Janelle Monáe - Pynk (feat. Grimes)
It's no news that human culture has had a special appreciation for phallic symbols since they started creating forms of art. In a male dominated society, those symbols of the male genitalia have mostly been associated with power and domination in an aggressive way, but on the other side of the spectrum, female reproductive organs have been hidden and stigmatized. Jokes about penis are everywhere, while we keep blushing when somebody mentions the word "vagina".
For Janelle Monáe, one of the most ferocious feminist queer music artists nowadays, it is time to empower the conceptions we have about vaginas. It is time for women to feel pride on the most intimate part of their bodies, and it's time for men to stop thinking of them as simple holes to be filled. Pynk, that color that's associated with femininity (but surprisingly, not always but only in modern times, as a social construct), is used as a symbol for what Monáe herself has called as "pussy power".
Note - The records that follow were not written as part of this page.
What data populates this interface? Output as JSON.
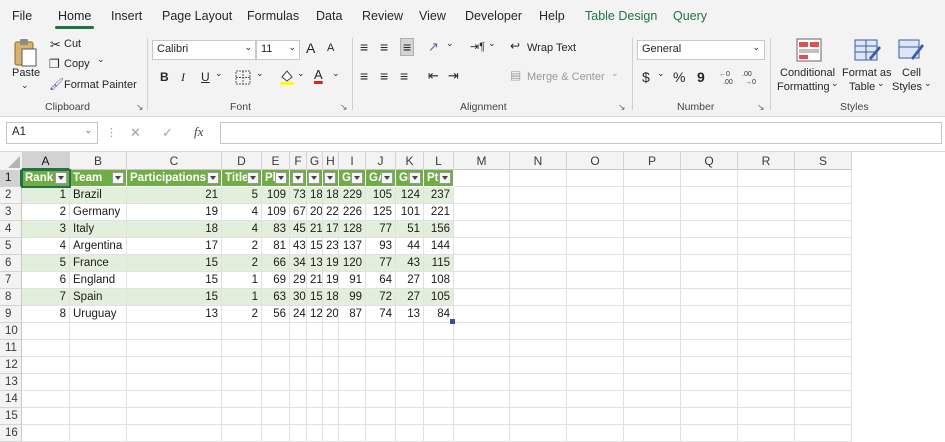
{
  "menu": {
    "items": [
      "File",
      "Home",
      "Insert",
      "Page Layout",
      "Formulas",
      "Data",
      "Review",
      "View",
      "Developer",
      "Help",
      "Table Design",
      "Query"
    ],
    "active": "Home"
  },
  "ribbon": {
    "clipboard": {
      "paste": "Paste",
      "cut": "Cut",
      "copy": "Copy",
      "format_painter": "Format Painter",
      "label": "Clipboard"
    },
    "font": {
      "family": "Calibri",
      "size": "11",
      "bold": "B",
      "italic": "I",
      "underline": "U",
      "grow": "A",
      "shrink": "A",
      "font_color": "A",
      "label": "Font"
    },
    "alignment": {
      "wrap_text": "Wrap Text",
      "merge_center": "Merge & Center",
      "label": "Alignment"
    },
    "number": {
      "format": "General",
      "currency": "$",
      "percent": "%",
      "comma": "9",
      "label": "Number"
    },
    "styles": {
      "conditional": "Conditional",
      "conditional2": "Formatting",
      "format_as": "Format as",
      "format_as2": "Table",
      "cell": "Cell",
      "cell2": "Styles",
      "label": "Styles"
    }
  },
  "formula_bar": {
    "name_box": "A1",
    "fx": "fx",
    "value": ""
  },
  "columns": [
    "A",
    "B",
    "C",
    "D",
    "E",
    "F",
    "G",
    "H",
    "I",
    "J",
    "K",
    "L",
    "M",
    "N",
    "O",
    "P",
    "Q",
    "R",
    "S"
  ],
  "rows": [
    "1",
    "2",
    "3",
    "4",
    "5",
    "6",
    "7",
    "8",
    "9",
    "10",
    "11",
    "12",
    "13",
    "14",
    "15",
    "16"
  ],
  "table": {
    "headers": [
      "Rank",
      "Team",
      "Participations",
      "Titles",
      "Pld",
      "W",
      "D",
      "L",
      "GF",
      "GA",
      "GD",
      "Pts"
    ],
    "rows": [
      [
        "1",
        "Brazil",
        "21",
        "5",
        "109",
        "73",
        "18",
        "18",
        "229",
        "105",
        "124",
        "237"
      ],
      [
        "2",
        "Germany",
        "19",
        "4",
        "109",
        "67",
        "20",
        "22",
        "226",
        "125",
        "101",
        "221"
      ],
      [
        "3",
        "Italy",
        "18",
        "4",
        "83",
        "45",
        "21",
        "17",
        "128",
        "77",
        "51",
        "156"
      ],
      [
        "4",
        "Argentina",
        "17",
        "2",
        "81",
        "43",
        "15",
        "23",
        "137",
        "93",
        "44",
        "144"
      ],
      [
        "5",
        "France",
        "15",
        "2",
        "66",
        "34",
        "13",
        "19",
        "120",
        "77",
        "43",
        "115"
      ],
      [
        "6",
        "England",
        "15",
        "1",
        "69",
        "29",
        "21",
        "19",
        "91",
        "64",
        "27",
        "108"
      ],
      [
        "7",
        "Spain",
        "15",
        "1",
        "63",
        "30",
        "15",
        "18",
        "99",
        "72",
        "27",
        "105"
      ],
      [
        "8",
        "Uruguay",
        "13",
        "2",
        "56",
        "24",
        "12",
        "20",
        "87",
        "74",
        "13",
        "84"
      ]
    ]
  },
  "colors": {
    "accent": "#217346",
    "table_header": "#70ad47",
    "table_band": "#e2efda"
  }
}
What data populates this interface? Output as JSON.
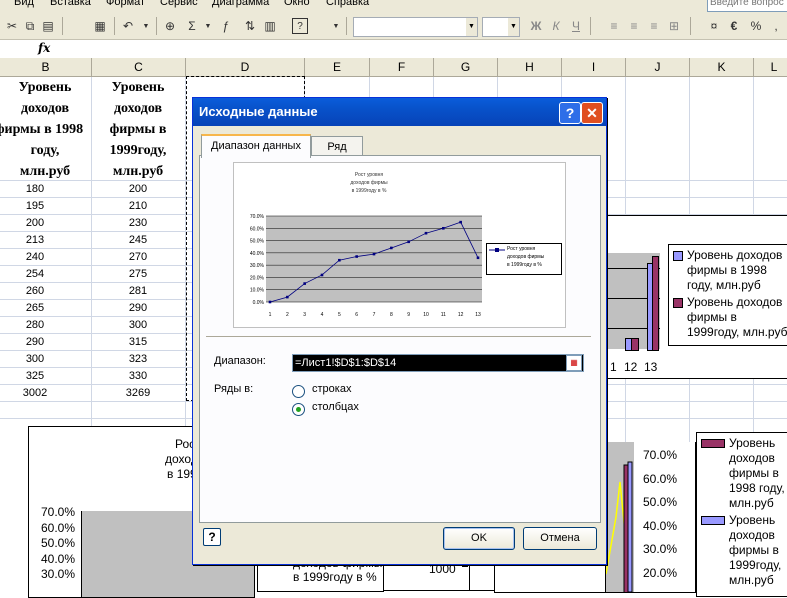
{
  "menu": {
    "items": [
      "Вид",
      "Вставка",
      "Формат",
      "Сервис",
      "Диаграмма",
      "Окно",
      "Справка"
    ],
    "help_placeholder": "Введите вопрос"
  },
  "formula_bar": {
    "fx": "fx"
  },
  "columns": [
    "B",
    "C",
    "D",
    "E",
    "F",
    "G",
    "H",
    "I",
    "J",
    "K",
    "L"
  ],
  "table": {
    "header_b": [
      "Уровень",
      "доходов",
      "фирмы в 1998",
      "году,",
      "млн.руб"
    ],
    "header_c": [
      "Уровень",
      "доходов",
      "фирмы в",
      "1999году,",
      "млн.руб"
    ],
    "col_b": [
      "180",
      "195",
      "200",
      "213",
      "240",
      "254",
      "260",
      "265",
      "280",
      "290",
      "300",
      "325",
      "3002"
    ],
    "col_c": [
      "200",
      "210",
      "230",
      "245",
      "270",
      "275",
      "281",
      "290",
      "300",
      "315",
      "323",
      "330",
      "3269"
    ]
  },
  "right_chart": {
    "legend": [
      {
        "label": "Уровень доходов фирмы в 1998 году, млн.руб",
        "color": "#9999ff"
      },
      {
        "label": "Уровень доходов фирмы в 1999году, млн.руб",
        "color": "#993366"
      }
    ],
    "visible_ticks": [
      "1",
      "12",
      "13"
    ]
  },
  "bottom_left_chart": {
    "title_fragments": [
      "Рост",
      "доходо",
      "в 1999"
    ],
    "yticks": [
      "70.0%",
      "60.0%",
      "50.0%",
      "40.0%",
      "30.0%"
    ]
  },
  "bottom_mid_chart": {
    "legend_fragments": [
      "доходов фирмы",
      "в 1999году в %"
    ],
    "tick": "1000"
  },
  "bottom_right_chart": {
    "yticks": [
      "70.0%",
      "60.0%",
      "50.0%",
      "40.0%",
      "30.0%",
      "20.0%"
    ],
    "legend": [
      {
        "label": "Уровень доходов фирмы в 1998 году, млн.руб",
        "color": "#993366"
      },
      {
        "label": "Уровень доходов фирмы в 1999году, млн.руб",
        "color": "#9999ff"
      }
    ]
  },
  "dialog": {
    "title": "Исходные данные",
    "tabs": [
      "Диапазон данных",
      "Ряд"
    ],
    "range_label": "Диапазон:",
    "range_value": "=Лист1!$D$1:$D$14",
    "series_in_label": "Ряды в:",
    "radio_rows": "строках",
    "radio_columns": "столбцах",
    "selected": "столбцах",
    "ok": "OK",
    "cancel": "Отмена",
    "help_icon": "question-icon",
    "close_color": "#e04f20"
  },
  "preview_chart": {
    "title_lines": [
      "Рост уровня",
      "доходов фирмы",
      "в 1999году в %"
    ],
    "legend_lines": [
      "Рост уровня",
      "доходов фирмы",
      "в 1999году в %"
    ],
    "line_color": "#000080",
    "plot_bg": "#c0c0c0"
  },
  "chart_data": {
    "type": "line",
    "title": "Рост уровня доходов фирмы в 1999году в %",
    "x": [
      1,
      2,
      3,
      4,
      5,
      6,
      7,
      8,
      9,
      10,
      11,
      12,
      13
    ],
    "series": [
      {
        "name": "Рост уровня доходов фирмы в 1999году в %",
        "values": [
          0.0,
          4.0,
          15.0,
          22.0,
          34.0,
          37.0,
          39.0,
          44.0,
          49.0,
          56.0,
          60.0,
          65.0,
          36.0
        ]
      }
    ],
    "yticks": [
      "0.0%",
      "10.0%",
      "20.0%",
      "30.0%",
      "40.0%",
      "50.0%",
      "60.0%",
      "70.0%"
    ],
    "ylim": [
      0,
      70
    ],
    "grid": true,
    "legend": "right"
  }
}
Monáe goes exploring all the possibilities of a vagina, from pleasure spot to the place where life begins. She wants to strip the word and the vagina itself of the modesty and shame that it carries, and empower women by making them feel comfortable in their own bodies. She's very sensitive and elegant at tackling female sexuality, but never condescending; if she never mentions the word itself, it is not necessary because every single line here make us think of vaginas, but not in a sexualized way, but in a tender and vibrant humanity; with this language explorations, she encourages women and society to explore new ways to represent women sexuality.
Musically, she goes with a soft and bubbly synth at first to then erupt with guitar riffs accompanied by Grimes, an artist that has already worked with Monáe in a quite different track called Venus Fly from Grimes' 2015 album, Art Angels. If Claire Boucher is not all over the track and let Janelle shine, we can feel her presence and her influence on the undulating pop synths of the track, a change of the usual R&B in Monáe's music.
Above all, Pynk is a celebration of womanhood, of all the path that feminists around the globe had endured so in 2018 we can have a black queer woman singing about the beauty in her vagina, about the pleasure that it makes her feel (on her own or in the company of a lover, no matter if it's a boy or a girl), and about the power that owning herself has brought to her life and her craft as an artist.